Extended cognitive behavioral treatments can produce high and stable cigarette abstinence rates for both men and women. NRT does not add to the efficacy of extended CBT, and may hamper its efficacy. Research is needed to determine if these results can be replicated in a sample with a greater range of ages, and improved upon with the addition of medications other than NRT.

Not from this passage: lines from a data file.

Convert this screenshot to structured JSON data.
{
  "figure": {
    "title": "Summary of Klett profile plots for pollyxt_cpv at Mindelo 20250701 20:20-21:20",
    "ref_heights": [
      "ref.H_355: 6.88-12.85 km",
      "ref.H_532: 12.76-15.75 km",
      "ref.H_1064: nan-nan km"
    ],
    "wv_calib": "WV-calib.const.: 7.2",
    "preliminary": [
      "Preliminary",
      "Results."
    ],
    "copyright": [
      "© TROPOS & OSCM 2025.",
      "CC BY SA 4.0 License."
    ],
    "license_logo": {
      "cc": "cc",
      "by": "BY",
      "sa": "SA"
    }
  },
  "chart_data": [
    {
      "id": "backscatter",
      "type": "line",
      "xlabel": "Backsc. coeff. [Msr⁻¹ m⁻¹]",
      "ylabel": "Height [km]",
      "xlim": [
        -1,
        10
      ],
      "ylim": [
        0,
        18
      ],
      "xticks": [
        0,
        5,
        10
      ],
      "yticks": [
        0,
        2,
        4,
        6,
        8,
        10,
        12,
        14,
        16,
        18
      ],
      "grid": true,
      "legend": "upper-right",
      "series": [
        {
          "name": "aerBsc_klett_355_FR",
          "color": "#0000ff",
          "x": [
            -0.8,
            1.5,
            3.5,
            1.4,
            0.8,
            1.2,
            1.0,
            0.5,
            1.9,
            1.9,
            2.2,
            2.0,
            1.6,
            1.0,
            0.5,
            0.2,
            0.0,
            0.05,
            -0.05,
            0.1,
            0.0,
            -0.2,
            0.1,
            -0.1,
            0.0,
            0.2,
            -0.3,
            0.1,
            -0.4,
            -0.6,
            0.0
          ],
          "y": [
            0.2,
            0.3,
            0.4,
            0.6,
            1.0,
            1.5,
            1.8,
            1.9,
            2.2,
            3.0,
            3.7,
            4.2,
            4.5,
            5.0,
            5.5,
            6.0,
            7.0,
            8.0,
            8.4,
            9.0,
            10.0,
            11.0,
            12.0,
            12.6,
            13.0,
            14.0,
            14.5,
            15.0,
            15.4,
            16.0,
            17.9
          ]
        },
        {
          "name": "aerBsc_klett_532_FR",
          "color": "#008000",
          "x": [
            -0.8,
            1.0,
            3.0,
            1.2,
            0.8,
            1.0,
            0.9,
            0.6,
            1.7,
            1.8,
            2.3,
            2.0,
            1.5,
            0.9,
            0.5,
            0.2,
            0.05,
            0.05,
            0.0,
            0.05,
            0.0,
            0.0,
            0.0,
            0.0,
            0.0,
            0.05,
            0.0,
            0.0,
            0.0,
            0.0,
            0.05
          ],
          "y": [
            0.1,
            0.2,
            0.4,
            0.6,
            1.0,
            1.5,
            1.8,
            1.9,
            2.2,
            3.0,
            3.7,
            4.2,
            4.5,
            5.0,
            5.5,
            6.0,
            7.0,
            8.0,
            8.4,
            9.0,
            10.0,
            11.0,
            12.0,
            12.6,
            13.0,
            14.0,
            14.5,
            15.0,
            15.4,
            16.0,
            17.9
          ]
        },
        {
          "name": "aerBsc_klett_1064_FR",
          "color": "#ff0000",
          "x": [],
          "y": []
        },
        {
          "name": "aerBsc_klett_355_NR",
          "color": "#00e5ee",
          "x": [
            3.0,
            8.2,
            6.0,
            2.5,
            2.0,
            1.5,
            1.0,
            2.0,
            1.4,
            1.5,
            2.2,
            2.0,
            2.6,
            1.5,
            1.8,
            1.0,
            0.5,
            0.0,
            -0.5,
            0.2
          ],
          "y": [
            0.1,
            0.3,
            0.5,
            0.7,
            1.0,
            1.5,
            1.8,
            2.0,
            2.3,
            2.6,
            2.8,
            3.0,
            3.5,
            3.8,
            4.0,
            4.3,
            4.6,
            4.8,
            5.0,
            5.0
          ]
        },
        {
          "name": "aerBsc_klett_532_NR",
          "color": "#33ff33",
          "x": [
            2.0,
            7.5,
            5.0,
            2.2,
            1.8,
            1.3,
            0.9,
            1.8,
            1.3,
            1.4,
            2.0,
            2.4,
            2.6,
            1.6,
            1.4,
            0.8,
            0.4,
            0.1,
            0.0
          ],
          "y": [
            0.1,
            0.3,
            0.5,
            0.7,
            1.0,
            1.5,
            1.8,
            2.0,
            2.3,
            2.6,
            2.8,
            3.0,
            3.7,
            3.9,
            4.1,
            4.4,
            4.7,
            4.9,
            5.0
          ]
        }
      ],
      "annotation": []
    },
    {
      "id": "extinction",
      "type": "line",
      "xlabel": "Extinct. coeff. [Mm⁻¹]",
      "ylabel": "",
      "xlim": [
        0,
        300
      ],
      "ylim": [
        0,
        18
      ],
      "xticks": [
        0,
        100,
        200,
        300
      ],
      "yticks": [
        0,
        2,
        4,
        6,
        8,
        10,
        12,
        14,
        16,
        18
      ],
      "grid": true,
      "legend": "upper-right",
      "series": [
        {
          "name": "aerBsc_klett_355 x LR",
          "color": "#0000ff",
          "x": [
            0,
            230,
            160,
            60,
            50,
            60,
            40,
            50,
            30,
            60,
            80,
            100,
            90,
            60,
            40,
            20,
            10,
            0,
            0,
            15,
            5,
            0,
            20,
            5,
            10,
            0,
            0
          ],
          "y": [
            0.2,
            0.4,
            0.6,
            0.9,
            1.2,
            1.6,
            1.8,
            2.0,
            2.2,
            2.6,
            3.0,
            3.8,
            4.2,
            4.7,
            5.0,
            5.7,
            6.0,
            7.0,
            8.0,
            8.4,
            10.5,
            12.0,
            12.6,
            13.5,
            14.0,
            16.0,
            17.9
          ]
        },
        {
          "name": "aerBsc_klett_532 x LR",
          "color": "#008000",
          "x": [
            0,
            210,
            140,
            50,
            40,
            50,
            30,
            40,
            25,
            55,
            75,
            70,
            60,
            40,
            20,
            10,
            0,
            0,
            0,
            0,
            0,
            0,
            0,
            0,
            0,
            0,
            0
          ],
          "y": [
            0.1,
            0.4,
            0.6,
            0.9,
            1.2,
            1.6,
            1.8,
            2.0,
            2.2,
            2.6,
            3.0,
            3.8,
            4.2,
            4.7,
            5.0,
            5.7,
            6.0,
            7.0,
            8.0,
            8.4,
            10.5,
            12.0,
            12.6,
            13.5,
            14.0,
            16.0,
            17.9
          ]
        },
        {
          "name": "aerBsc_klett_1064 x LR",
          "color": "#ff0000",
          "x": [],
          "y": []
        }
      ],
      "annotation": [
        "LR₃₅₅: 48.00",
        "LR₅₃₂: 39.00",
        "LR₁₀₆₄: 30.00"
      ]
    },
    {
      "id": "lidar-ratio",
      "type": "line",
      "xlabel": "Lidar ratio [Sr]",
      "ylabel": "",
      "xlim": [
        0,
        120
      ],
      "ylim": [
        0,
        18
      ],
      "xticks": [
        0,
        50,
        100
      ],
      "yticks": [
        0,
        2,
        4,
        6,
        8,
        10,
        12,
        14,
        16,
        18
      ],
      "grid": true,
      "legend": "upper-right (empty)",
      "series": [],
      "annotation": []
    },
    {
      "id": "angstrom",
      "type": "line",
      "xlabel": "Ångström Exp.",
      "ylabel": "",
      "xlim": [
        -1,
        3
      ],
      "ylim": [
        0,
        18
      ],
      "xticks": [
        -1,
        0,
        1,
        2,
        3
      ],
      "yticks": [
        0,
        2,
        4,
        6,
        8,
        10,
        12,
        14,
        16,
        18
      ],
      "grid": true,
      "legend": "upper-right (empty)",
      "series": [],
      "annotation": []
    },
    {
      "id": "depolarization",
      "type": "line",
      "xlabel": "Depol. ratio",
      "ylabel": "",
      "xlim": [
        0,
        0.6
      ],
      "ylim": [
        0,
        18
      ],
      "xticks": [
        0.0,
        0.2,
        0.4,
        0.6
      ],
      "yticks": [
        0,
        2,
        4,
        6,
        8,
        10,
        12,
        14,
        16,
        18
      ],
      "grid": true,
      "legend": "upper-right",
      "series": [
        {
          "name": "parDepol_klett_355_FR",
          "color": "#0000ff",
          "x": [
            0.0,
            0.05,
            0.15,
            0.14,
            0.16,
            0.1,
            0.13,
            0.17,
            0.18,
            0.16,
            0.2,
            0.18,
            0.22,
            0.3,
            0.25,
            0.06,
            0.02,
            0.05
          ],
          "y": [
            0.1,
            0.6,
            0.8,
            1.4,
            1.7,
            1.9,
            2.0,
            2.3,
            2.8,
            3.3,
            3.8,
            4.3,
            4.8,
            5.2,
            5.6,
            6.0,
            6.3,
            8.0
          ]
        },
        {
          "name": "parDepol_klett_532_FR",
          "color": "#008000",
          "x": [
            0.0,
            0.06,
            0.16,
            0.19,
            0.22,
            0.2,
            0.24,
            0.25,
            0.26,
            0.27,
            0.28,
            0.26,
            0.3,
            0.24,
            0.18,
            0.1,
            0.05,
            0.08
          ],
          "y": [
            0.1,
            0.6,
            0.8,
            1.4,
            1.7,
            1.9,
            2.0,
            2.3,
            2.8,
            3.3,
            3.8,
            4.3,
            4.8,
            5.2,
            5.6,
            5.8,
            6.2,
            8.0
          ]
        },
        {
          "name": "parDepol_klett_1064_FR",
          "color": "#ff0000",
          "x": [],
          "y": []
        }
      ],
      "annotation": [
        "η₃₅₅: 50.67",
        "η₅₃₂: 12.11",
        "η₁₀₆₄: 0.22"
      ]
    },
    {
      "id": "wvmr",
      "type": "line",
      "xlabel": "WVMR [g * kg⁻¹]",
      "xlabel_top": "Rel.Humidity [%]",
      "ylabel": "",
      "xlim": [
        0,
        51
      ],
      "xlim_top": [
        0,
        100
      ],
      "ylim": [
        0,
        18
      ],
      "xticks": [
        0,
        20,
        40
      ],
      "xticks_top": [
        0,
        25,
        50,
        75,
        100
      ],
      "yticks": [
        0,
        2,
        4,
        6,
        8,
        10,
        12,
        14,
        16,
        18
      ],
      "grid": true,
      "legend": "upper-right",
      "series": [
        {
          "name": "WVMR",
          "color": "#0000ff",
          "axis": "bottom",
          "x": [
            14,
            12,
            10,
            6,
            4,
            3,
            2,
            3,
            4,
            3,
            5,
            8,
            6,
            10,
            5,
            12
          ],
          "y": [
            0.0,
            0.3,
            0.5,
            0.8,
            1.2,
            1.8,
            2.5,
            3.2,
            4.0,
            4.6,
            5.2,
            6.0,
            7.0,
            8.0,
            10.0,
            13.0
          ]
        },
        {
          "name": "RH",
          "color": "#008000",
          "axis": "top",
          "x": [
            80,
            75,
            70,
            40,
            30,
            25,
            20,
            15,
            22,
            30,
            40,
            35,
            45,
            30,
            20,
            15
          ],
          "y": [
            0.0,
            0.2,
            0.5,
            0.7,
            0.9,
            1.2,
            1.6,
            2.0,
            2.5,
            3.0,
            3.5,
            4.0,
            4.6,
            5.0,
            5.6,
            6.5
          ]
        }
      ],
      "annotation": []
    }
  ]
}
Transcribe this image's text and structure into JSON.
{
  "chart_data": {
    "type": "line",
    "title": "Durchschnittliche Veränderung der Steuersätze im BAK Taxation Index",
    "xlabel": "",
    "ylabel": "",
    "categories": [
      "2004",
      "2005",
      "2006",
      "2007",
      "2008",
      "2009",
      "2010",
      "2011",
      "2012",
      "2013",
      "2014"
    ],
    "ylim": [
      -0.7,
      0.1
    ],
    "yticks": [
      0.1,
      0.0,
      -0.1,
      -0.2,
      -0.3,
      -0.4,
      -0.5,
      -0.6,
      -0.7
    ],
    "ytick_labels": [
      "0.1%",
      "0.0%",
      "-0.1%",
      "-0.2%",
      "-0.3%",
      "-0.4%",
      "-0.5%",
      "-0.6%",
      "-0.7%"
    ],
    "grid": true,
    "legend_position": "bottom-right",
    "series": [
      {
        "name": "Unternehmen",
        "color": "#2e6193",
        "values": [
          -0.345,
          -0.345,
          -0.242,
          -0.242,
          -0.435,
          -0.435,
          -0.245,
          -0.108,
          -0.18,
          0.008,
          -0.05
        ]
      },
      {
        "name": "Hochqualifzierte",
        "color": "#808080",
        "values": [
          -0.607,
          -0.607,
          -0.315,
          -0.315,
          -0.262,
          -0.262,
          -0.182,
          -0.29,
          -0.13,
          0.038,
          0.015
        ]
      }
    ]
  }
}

烟草依赖治疗在1年时的戒烟率为25%-30%。低戒烟率可能反映出未能将烟草依赖视为一种慢性疾病。本研究的目的是确定延长的认知行为和药物干预对年龄≥50岁吸烟者的疗效,并确定疗效是否存在性别差异。
开放随机临床试验。
一家独立的吸烟治疗研究诊所。
共有402名每天吸烟≥10支、年龄均在50岁及以上的吸烟者。
参与者完成了为期12周的治疗,包括团体咨询、尼古丁替代疗法(NRT)和安非他酮。然后,无论吸烟状态如何,将参与者随机分配到随访条件中:(i)标准治疗(ST;不再进行进一步治疗);(ii)延长NRT(E-NRT;提供40周的尼古丁口香糖);(iii)延长认知行为疗法(E-CBT;在40周内进行11次认知行为治疗);或(iv)E-CBT加E-NRT(E-联合治疗;11次认知行为治疗加40周的尼古丁口香糖)。
主要结局变量是在第24、52、64和104周通过生化方法验证的7天点患病率戒烟情况。
临床上最重要的发现是治疗条件、时间以及治疗×时间交互作用的显著主效应。E-CBT组在整个2年研究期间保持了较高的戒烟率[第24周(58%)、52周(55%)、64周(55%)和104周(55%)],且在此期间显著优于E-NRT和ST。没有其他治疗条件与ST有显著差异。未发现性别效应。
延长的认知行为治疗可为男性和女性带来高且稳定的戒烟率。NRT并未增加延长CBT的疗效,反而可能会妨碍其疗效。需要开展研究以确定这些结果能否在年龄范围更广的样本中得到重复,以及通过添加NRT以外的药物来改进。